I'm curious how this works in practice, though.  What is the
convention for Enumeratees receiving Exceptions they don't know about
in the Stream?  Are they supposed to throw the exceptions upwards
(which wouldn't help), or propagate them downwards.  And how do they
synchronize exceptions?  Suppose you have a pipeline with an
Enumeratee transcoding utf8 bytes to Chars, and another implementing
text compression or something that requires buffering:

   ByteString  +--------------+   [Char]    +----------+  [Char]
   ----------> | UTF8-DECODER | ----------> |  BUFFER  | -------->
               +--------------+             +----------+

Now say a Stream with EOF (Just Flush) arrives at the UTF8-DECODER in
the middle of a multi-byte character.  Do you defer the Flush until
the character is complete, or let it skip ahead to the end of the
previous character and immediately send it to the next state?  Or,
worse, propagate it back up as an uncaught exception?

>  And adding support to keep track of the stream position would be a
> pretty simple (and possibly desirable) change.

Can you explain how iteratee could keep track of the stream position?
I'm not saying it's impossible, just that it's a challenging puzzle to
make the types come out and I'd love to see the solution.  Somehow you
would need to pass the onCont continuation to itself to preserve it,
and then type a gets in the way because it's possibly no longer the
right type.  In other words, you could try something like:

{-# LANGUAGE Rank2Types #-}

data Iteratee s m a =
    Iteratee (forall r. (a -> Stream s -> m r) -> OnCont s m a r -> m r)

data OnCont s m a r =
    OnCont (OnCont s m a r -> (Stream s -> Iteratee s m a)
                           -> Maybe SomeException -> m r)

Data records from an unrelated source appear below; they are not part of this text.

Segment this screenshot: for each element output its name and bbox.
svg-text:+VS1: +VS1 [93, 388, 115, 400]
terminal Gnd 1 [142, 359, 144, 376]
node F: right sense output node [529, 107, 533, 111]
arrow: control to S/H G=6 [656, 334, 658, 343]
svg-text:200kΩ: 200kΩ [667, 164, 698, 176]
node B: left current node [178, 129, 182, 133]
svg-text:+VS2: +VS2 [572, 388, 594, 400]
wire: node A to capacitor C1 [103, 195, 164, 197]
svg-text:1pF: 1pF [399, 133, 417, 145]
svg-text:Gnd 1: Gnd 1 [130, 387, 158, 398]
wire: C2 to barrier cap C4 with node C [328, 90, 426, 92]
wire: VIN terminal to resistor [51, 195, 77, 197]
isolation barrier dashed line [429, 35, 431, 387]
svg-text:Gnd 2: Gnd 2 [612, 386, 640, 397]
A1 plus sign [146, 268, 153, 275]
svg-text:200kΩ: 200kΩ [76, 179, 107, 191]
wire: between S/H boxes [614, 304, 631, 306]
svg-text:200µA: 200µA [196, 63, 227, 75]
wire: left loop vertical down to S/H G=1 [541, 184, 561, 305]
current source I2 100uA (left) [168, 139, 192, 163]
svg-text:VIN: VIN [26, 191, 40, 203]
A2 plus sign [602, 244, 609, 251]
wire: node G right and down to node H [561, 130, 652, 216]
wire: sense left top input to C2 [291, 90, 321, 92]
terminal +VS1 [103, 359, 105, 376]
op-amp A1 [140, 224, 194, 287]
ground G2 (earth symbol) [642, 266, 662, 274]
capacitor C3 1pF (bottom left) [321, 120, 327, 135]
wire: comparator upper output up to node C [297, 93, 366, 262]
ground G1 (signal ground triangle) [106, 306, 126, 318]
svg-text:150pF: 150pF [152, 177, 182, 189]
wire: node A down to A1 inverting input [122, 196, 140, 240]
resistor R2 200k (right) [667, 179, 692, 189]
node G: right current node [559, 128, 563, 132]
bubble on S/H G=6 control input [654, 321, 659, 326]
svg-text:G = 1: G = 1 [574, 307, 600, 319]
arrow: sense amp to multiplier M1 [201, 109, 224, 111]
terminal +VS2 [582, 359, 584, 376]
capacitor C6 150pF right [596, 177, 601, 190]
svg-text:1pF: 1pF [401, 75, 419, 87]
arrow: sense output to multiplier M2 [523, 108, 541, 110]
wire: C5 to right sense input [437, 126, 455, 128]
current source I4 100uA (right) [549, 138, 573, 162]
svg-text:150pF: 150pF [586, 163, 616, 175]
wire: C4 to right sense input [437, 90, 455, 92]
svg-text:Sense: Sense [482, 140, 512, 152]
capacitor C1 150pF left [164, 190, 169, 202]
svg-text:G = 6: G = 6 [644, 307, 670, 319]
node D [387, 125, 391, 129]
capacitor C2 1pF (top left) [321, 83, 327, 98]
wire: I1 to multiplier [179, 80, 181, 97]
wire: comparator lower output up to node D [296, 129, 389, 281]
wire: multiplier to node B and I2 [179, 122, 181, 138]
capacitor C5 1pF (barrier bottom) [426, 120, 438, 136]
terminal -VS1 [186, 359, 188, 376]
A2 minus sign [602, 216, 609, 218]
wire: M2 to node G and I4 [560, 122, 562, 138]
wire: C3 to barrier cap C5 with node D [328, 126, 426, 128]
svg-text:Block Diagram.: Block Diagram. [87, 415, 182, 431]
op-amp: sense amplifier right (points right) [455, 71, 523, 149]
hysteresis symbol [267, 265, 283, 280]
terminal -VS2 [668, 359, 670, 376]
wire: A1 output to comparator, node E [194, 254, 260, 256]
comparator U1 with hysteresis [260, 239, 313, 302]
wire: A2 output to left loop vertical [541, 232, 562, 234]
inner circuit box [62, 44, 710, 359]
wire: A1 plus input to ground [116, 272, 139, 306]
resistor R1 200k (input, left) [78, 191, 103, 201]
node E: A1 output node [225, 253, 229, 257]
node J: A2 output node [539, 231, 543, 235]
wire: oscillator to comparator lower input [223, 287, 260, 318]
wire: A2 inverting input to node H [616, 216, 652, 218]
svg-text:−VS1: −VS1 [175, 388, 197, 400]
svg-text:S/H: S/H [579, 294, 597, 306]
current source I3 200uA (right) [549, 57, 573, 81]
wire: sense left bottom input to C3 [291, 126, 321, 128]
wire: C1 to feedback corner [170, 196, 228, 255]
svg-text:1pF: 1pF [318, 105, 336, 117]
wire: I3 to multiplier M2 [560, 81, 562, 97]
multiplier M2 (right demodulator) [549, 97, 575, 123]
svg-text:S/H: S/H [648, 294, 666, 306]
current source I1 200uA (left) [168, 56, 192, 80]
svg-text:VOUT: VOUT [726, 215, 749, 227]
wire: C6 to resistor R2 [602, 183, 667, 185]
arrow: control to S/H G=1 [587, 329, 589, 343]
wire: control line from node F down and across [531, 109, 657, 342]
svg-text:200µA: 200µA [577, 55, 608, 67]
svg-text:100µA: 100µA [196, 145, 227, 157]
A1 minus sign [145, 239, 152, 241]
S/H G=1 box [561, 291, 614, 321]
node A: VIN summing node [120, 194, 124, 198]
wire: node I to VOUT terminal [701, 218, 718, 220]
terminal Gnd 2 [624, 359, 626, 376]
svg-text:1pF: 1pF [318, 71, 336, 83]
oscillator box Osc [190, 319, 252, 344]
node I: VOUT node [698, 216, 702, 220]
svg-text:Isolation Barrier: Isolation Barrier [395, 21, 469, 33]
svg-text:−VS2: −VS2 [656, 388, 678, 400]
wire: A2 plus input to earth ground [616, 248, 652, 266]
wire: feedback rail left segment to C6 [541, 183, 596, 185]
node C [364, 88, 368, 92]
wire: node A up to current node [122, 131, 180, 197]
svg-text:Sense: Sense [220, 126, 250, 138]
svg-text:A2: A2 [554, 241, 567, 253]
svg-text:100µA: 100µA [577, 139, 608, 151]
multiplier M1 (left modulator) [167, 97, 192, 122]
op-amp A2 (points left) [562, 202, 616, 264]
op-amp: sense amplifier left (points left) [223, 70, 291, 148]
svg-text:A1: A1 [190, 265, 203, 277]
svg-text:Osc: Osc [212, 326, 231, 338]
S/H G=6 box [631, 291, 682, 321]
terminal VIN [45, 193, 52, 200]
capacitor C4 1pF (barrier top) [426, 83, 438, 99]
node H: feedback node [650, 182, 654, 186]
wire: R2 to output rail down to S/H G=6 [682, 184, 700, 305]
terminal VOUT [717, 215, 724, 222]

But now I have no way of using or unpacking the OnCont in an Iteratee
that doesn't return type a, and in general a control handler has no
idea what type the iteratee that threw the exception has--it's in fact
likely a different type from whatever enclosing function is wrapped by
a catch call.  Even if you do solve the type problem, another problem
is that you don't know how many times you need to call the
continuation function before you stop getting buffered data and start
actually causing IO to happen.

Part of the reason iterIO doesn't have this problem is that iterIO's
Chunk structure (which is vaguely equivalent to iteratee's Stream) is
a Monoid, so it's really easy to save up multiple chunks of residual
and "ungotten" data.  Every Iter is passed all buffered data of its
input type in its entirety (and the inner pipeline stages can actually
un-transcode data to make this true across data types).  But that's
also what makes downstream control messages are harder, because
there's no way to represent exceptions at particular points in the
input stream, just an EOF marker at the very end.

> I like the MonadTrans implementation a lot...

Thanks,
David